Благолепов, не обращая на меня внимания, продолжал:
— У меня на столе стоит старинная статуэтка, которая называется триадой наведения — трое людей, из которых один закрывает себе глаза, второй — уши, третий — рот. Слепота, глухота, немота — вот завет спокойствия, который предложили древние китайцы. И я верил в этот талисман, пока не понял, что для полного спокойствия нужен еще один персонаж, который держал бы в зажатом кулаке совесть…
— Такая фигура изображала бы абсолютное спокойствие — духовную смерть, — заметил я.

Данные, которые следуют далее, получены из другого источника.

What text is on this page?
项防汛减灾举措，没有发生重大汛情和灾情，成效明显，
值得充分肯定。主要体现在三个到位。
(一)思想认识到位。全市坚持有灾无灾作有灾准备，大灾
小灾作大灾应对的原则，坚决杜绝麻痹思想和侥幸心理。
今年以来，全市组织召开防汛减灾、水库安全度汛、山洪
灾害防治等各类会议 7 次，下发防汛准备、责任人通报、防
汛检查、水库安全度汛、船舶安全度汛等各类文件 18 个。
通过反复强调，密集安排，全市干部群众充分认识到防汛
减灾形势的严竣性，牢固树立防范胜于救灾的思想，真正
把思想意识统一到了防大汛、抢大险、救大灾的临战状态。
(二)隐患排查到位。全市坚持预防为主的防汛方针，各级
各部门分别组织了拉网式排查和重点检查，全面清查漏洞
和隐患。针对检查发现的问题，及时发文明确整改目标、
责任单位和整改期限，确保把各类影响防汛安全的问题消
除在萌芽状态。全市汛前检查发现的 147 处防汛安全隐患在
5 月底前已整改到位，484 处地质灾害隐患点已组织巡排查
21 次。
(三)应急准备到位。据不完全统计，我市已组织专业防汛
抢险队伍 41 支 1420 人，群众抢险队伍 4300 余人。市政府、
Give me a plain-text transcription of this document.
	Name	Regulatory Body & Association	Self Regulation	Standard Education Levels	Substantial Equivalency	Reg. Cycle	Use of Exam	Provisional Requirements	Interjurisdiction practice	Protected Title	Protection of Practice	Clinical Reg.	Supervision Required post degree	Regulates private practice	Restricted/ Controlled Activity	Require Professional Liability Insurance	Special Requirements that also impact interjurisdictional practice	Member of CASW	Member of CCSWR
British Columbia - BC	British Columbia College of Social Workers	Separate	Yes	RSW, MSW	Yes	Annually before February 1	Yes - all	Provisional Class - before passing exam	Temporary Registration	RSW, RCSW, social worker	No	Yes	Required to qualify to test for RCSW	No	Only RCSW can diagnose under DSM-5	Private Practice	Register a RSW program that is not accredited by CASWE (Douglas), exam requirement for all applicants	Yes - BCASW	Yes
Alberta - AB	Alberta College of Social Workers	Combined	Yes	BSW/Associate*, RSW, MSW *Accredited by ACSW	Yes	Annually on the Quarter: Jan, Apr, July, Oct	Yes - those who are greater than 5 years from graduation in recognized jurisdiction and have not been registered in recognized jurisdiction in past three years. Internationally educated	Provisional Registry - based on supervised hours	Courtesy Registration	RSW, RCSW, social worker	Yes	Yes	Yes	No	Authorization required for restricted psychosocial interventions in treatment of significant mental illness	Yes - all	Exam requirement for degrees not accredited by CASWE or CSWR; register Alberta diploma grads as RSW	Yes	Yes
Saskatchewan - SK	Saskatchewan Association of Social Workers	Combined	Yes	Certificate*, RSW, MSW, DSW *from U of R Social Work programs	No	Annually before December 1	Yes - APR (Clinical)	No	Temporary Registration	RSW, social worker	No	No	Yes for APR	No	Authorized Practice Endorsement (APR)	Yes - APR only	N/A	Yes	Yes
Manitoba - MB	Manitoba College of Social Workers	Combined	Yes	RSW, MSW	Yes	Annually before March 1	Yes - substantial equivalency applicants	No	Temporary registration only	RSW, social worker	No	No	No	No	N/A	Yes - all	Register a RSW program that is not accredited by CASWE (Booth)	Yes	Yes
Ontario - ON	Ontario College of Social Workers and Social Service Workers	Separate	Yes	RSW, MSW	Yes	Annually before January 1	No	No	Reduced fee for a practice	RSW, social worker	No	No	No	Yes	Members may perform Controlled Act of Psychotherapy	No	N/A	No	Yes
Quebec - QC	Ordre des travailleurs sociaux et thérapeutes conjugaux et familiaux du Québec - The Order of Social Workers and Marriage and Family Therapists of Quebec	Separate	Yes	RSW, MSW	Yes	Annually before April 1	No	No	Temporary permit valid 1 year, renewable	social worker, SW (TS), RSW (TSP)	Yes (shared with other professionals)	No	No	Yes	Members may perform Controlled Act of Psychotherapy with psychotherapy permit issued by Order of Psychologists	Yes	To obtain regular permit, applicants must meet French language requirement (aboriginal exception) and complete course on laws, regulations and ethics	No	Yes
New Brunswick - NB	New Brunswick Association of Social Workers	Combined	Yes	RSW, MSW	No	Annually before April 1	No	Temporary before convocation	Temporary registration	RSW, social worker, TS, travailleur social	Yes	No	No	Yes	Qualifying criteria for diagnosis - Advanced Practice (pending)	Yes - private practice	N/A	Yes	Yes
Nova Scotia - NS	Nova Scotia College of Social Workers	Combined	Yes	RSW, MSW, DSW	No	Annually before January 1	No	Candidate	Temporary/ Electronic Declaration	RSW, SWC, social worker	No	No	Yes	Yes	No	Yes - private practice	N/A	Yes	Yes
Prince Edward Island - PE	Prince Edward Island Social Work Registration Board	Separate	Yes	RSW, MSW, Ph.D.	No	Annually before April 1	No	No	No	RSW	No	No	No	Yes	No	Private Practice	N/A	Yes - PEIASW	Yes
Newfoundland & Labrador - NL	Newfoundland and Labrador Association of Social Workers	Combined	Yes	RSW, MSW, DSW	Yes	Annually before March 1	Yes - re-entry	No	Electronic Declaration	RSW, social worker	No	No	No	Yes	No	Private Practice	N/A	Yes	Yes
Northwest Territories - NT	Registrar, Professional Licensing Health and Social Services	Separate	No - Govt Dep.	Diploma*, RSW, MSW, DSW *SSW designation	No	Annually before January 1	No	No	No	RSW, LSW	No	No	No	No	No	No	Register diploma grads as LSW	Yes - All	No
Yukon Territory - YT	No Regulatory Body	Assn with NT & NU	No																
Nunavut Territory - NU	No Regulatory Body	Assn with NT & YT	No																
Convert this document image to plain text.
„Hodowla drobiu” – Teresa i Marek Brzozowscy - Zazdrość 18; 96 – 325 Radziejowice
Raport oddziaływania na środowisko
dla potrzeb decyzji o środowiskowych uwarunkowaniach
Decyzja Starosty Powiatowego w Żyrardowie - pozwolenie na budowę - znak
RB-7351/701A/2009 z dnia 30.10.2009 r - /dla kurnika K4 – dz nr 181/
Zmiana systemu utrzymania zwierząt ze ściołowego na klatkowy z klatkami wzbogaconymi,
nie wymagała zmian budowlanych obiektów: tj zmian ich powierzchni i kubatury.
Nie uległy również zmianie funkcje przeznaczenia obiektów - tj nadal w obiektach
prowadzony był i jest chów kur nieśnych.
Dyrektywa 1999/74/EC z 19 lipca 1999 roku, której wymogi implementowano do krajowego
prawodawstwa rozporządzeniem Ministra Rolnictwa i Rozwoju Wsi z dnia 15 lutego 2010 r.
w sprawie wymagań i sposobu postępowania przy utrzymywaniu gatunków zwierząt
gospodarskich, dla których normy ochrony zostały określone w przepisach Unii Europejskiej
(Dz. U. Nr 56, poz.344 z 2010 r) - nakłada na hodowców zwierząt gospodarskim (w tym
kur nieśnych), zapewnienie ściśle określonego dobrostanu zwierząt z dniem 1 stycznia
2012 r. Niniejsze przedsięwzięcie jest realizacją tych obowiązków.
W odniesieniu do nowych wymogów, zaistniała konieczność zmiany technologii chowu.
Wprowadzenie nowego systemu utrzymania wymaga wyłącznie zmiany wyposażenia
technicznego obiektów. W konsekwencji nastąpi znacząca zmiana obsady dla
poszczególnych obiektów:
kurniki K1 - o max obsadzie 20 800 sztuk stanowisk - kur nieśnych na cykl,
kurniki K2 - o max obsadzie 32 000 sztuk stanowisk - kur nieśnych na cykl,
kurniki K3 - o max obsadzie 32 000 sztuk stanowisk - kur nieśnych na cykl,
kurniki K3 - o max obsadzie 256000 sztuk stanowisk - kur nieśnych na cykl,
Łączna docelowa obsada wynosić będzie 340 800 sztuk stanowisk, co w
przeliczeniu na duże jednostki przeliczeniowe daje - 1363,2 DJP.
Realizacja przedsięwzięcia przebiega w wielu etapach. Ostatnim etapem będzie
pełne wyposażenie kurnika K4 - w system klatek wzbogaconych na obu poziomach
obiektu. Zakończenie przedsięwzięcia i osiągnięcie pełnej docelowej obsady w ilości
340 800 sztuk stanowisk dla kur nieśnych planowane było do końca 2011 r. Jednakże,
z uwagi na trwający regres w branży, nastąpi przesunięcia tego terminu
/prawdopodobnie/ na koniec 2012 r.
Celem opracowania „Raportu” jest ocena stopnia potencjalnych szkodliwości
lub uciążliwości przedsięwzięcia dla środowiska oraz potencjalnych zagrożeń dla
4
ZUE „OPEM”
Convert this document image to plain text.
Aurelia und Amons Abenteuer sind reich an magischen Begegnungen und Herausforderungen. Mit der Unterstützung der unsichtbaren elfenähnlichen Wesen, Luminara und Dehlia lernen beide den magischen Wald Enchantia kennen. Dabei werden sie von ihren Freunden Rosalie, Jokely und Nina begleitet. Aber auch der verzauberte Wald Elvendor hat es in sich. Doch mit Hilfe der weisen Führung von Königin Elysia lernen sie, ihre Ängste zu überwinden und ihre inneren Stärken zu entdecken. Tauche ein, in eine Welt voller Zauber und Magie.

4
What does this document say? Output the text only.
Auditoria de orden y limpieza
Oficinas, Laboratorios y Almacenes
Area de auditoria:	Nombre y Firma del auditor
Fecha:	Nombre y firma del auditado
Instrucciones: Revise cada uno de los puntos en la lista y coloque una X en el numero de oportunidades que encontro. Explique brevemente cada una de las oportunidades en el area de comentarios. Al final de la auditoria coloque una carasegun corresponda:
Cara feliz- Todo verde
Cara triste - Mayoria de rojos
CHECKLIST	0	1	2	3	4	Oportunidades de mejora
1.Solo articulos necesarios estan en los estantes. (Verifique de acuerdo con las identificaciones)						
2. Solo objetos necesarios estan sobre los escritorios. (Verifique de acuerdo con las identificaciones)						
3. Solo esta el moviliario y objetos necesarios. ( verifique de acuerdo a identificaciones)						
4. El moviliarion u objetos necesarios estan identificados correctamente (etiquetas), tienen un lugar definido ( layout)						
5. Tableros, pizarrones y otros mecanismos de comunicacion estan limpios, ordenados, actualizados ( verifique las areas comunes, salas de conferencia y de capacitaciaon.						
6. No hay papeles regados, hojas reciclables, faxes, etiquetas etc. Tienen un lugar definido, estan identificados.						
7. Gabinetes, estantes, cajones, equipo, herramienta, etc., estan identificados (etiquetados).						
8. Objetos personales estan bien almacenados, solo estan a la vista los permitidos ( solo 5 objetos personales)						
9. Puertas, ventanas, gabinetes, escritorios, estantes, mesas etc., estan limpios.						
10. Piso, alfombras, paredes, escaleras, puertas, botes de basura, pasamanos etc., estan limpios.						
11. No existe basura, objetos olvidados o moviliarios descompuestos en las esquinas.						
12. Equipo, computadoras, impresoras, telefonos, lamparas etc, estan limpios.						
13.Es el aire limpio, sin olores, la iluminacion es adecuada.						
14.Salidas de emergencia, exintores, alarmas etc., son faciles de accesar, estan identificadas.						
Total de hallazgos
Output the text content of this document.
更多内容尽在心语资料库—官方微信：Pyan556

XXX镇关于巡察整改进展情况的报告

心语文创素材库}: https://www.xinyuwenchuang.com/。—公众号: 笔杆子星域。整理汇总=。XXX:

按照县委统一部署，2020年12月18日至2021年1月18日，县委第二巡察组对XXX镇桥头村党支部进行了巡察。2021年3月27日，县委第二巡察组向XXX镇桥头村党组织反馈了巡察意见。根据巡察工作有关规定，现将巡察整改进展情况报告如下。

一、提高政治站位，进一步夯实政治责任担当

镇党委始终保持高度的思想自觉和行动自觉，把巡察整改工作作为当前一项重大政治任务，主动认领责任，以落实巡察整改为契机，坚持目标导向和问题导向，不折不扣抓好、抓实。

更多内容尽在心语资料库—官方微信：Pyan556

— Да, — меланхолично кивнул Благолепов. — И, к счастью, я успел это сообразить до того, как шнур догорел окончательно. Было бы что-то нелепое, унизительное, кабы взрыв грохнул в старом, давно уже остывшем мертвяке, забывшем, что такое страдание нравственное, тяжесть душевная, муки совести, а боящегося только последней кричащей боли телесной.